By Maxwell Lowe
In 2018, when I was in my first year of university, I moved into a student residence that mostly served to house Chinese students studying abroad in Australia. The Chinese students tended to stick together. Posters in student halls were in Mandarin, while stores and restaurants surrounding the residence catered to homesick students seeking groceries direct from China.
On the March 11 of that year, the Chinese government approved the removal of two-term limits on the presidency, and Xi Jinping effectively became “president for life.”
On that day, I walked out of my student accommodation and saw that, in a rare act of defiance, a student had put up posters of Xi with “NOT MY PRESIDENT!” written in bold letters across them. The posters were all over campus. Within three hours they had been taken down.
The stifling censorship faced by Chinese students in Australia from the Chinese Communist Party (CCP) has been well documented. Earlier this month, Human Rights Watch (HRW) published evidence that many Chinese students were afraid to speak out on politically sensitive issues in Australia due to fear of repercussions from Beijing.
HRW researcher Sophie McNeil said the study revealed that Chinese students in Australia had a “very deep fear of being watched. Students expressed surprise that they’d come all the way here to only still feel that they lived in a system similar to what they were living in under the CCP.”
The experience of Chinese students in Australia is a warning sign. Technology has woven its way into our lives, but so too has the ability for governments and groups around the globe to further political agendas and consolidate power, not just in their own country, but in other countries too.
The geographical boundaries of states are becoming increasingly blurred. Chinese censors can follow a student to Australia, or an Indonesian covert operation can try influence West Papuan sentiment through Australian social media accounts. The threats to Australia’s national security will be numerous.
During the Cold War, Soviet citizens were banned from traveling outside their homeland. Nowadays, for economic reasons, authoritarian states have greater motivations for tolerating, and sometimes even encouraging, their populations’ mobility. Online communication has become a platform from which anyone can speak. But equally, integrated communication may provide new opportunities for governments to suppress voices abroad. Unless regulated, surveillance technologies and disinformation techniques will only become more effective in manipulating or silencing public opinion.
Speedier connection around the world also increases the chances of Australian communities being drawn into overseas conflicts. Last month, four Sikh students were attacked by a group of men in Harris Park, Sydney. The attacks were a reaction to the current farmers’ protests in India, where many Sikhs have been demonstrating against the Indian government’s new agriculture laws.
The Harris Park attacks demonstrate the relative ease with which conflicts abroad can play out in Australia due to social media connectivity. Tensions stoked by Prime Minister Narendra Modi, and his sectarian actions in India, have widened division within the Indian Australian community, between Hindu nationalists and India’s numerous religious minorities.
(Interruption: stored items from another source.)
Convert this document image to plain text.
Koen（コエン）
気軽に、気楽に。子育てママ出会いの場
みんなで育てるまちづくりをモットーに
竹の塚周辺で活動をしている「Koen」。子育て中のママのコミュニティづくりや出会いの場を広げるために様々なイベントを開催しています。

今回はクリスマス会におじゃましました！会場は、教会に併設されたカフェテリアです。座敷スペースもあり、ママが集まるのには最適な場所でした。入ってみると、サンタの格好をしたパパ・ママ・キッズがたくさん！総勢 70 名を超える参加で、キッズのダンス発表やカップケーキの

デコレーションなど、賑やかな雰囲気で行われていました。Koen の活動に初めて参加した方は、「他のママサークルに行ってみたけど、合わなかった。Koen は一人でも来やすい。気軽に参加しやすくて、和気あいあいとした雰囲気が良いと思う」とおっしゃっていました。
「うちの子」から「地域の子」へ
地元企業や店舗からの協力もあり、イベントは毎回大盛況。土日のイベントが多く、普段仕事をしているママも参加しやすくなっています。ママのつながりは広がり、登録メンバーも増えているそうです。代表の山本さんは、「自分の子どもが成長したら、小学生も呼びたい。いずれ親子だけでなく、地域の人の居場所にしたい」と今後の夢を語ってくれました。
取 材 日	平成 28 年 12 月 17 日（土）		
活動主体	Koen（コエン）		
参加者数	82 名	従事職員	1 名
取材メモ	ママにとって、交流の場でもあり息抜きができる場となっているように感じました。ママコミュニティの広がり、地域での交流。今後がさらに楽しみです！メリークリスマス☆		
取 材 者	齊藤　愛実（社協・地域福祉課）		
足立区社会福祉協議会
Dr. Surjeet Dhanji from the University of Melbourne, in an interview with the Guardian, said that Hindu nationalist “hate factories” on social media had influenced the Australian diaspora and created “a whirlwind effect such that the messages become a reality affecting them in Australia – far away from their country of origin.”As social media becomes even further integrated into society, the Australian government needs to prepare for the domestic affairs of foreign nations to produce ripple effects at home. This can be curbed by broader integration of social media into the nation’s security agenda.
First, universities and campuses need to expand support for overseas students and provide outlets for discussion away from the fear of repercussions at home. Some welcome progress on this front has been made, but continued action will be needed.
Second, citizens need to hold social media firms and other tech companies accountable if they compromise commitments to democratic values. Facebook, in particular, which also owns WhatsApp and Instagram, has put minimal effort into reducing the adverse effects of widespread fake news generation on their platforms.
Third, more government funding should be channeled into researching Australia’s social media and messaging habits. Staying ahead of the curve of social media trends can better inform strategies for combating foreign influence and false information.
On top of this, schools should be encouraged to start teaching courses to increase media literacy among Australian schoolchildren, or improve those that already exist, to take into account the impact of social media and other new technologies. This would include teaching students about the prevalence of “fake news” as well as how algorithms and other intrusive digital technologies function.
In the future, technology will allow the infiltration of Australia’s borders by foreign interests on an unprecedented scale. Australia has been comparatively successful to date in handling this challenge, but we must stay vigilant. For all its positives, social media will continue to blur the lines at the point where Australia’s borders end, and those of other nations begin.